Communities must continue to uphold the structures that lift others. The extended family system must continue to play the ‘brother’s keeper’ roles Africans are known for. The capitalist focus on wealth must begin to give way to love and caring for each other. We must continue to care about having those that can always receive help from us.
Dr. Okonjo-Iweala feels that the social distancing may not work very well because structurally, the urbanisation in African cities has affected living conditions. There are slum clusters that force large groups to live very close to each other and a transportation system that is often not very well planned for safety should be a concern and needs to be better planned.
Africa must accelerate the start of the Africa Free Trade Agreement (AFTA) in ways that can help the continent economically after the pandemic. The countries must come together to discuss areas of best competences in manufacturing and be able to trade freely amongst each other in ways that can see more independence on the outside world. A situation where more than 90% of pharmaceuticals are from China, India and the rest of the world would continue to drain the resources of Africans. Borders must be made accessible to trade to avoid instances of huge inter-continental shipping costs even above other continents.

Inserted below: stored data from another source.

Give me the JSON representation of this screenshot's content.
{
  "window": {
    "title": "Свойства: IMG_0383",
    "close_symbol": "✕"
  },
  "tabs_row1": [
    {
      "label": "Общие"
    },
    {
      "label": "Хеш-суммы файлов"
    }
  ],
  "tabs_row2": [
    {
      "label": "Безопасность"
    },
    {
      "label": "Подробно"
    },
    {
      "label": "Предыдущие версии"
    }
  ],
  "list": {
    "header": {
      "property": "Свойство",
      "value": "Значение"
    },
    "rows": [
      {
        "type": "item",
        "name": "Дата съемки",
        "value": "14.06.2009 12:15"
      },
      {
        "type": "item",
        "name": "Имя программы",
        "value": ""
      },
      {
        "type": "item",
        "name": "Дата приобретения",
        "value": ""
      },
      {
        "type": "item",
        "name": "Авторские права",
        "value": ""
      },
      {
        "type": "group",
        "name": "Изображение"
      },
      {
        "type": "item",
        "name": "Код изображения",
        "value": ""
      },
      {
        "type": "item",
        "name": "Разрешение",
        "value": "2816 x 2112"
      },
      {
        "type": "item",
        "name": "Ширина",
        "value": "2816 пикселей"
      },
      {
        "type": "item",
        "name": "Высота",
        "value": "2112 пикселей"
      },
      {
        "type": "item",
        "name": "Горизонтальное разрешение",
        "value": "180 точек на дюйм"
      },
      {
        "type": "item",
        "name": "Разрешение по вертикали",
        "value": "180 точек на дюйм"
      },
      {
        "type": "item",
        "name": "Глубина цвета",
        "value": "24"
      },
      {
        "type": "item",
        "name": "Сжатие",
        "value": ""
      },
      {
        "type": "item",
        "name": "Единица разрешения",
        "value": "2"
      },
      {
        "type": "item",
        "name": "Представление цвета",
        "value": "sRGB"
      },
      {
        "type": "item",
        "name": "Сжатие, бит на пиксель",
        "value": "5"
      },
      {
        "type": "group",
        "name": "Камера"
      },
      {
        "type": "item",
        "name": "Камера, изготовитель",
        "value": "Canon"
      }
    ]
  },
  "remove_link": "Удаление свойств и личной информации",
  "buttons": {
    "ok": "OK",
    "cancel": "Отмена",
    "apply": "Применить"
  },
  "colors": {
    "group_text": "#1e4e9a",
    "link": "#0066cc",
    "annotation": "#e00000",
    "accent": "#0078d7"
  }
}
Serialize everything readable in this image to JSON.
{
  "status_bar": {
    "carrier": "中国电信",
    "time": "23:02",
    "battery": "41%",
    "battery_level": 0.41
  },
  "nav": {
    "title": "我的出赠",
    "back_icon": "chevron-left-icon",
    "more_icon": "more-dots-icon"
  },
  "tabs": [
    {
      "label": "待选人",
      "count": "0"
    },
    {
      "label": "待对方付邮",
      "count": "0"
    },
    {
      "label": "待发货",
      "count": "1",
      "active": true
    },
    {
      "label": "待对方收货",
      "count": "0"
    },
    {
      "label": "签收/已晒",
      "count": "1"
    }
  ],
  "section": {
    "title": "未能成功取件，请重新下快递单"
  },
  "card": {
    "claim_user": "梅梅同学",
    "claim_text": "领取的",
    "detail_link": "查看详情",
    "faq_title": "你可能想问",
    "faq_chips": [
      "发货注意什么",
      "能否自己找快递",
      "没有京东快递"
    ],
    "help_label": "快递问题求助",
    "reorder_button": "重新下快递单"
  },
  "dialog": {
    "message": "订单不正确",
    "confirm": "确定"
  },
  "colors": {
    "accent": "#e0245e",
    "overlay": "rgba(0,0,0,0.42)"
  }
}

The Round Table believes that Nigerian being the most populous and economically vibrant economy on the continent must re-strategise for a post pandemic period. This period and the attendant socio-economic impact must provide food for thought and a revisit of policies. The lack of a reliable census figure and other statistical data has made it near impossible to trace the contacts of patients, distribute palliatives and generally trace criminals.
The general chaos in town planning and infrastructural deficit has made the social distancing order a near impossibility not out of refusal by the people but basically a result of either policy failure or lack of same in decades. The pandemic is not novel. There have been and there would continue to be pandemics and other health emergencies. A structural overhaul that would be in tune with cultural nuances might just be a very good plan for a post COVID-19 world.
A healthcare system that is wholly dependent on the outside world might continue to drain the resources of the country. Ngozi Okonjo-Iweala believes that if Senegal can manufacture a one dollar test kit, and many other African countries can manufacture some Personal Protective Equipment out of the exigencies of this period, other nations can do better.
Nigeria must begin to invest more in education and scientific research and begin a deliberate effort to support the SMEs and youthful entrepreneurs to integrate them into the modern tech world. The continent’s Central Banks must begin to be innovative and see ways to assist in the economic rejuvenation post-pandemic.
More than ever before, the inter-dependence of the human socio-economic chain has been exposed by this pandemic. It is, therefore, left for leaders to do the needful in support of all sectors for a more sustainable future with more investment in training the human capital. The greatest loss of the world at this time is the human capital and a recovery will be dependent on the surviving human capital that are well-equipped for the future.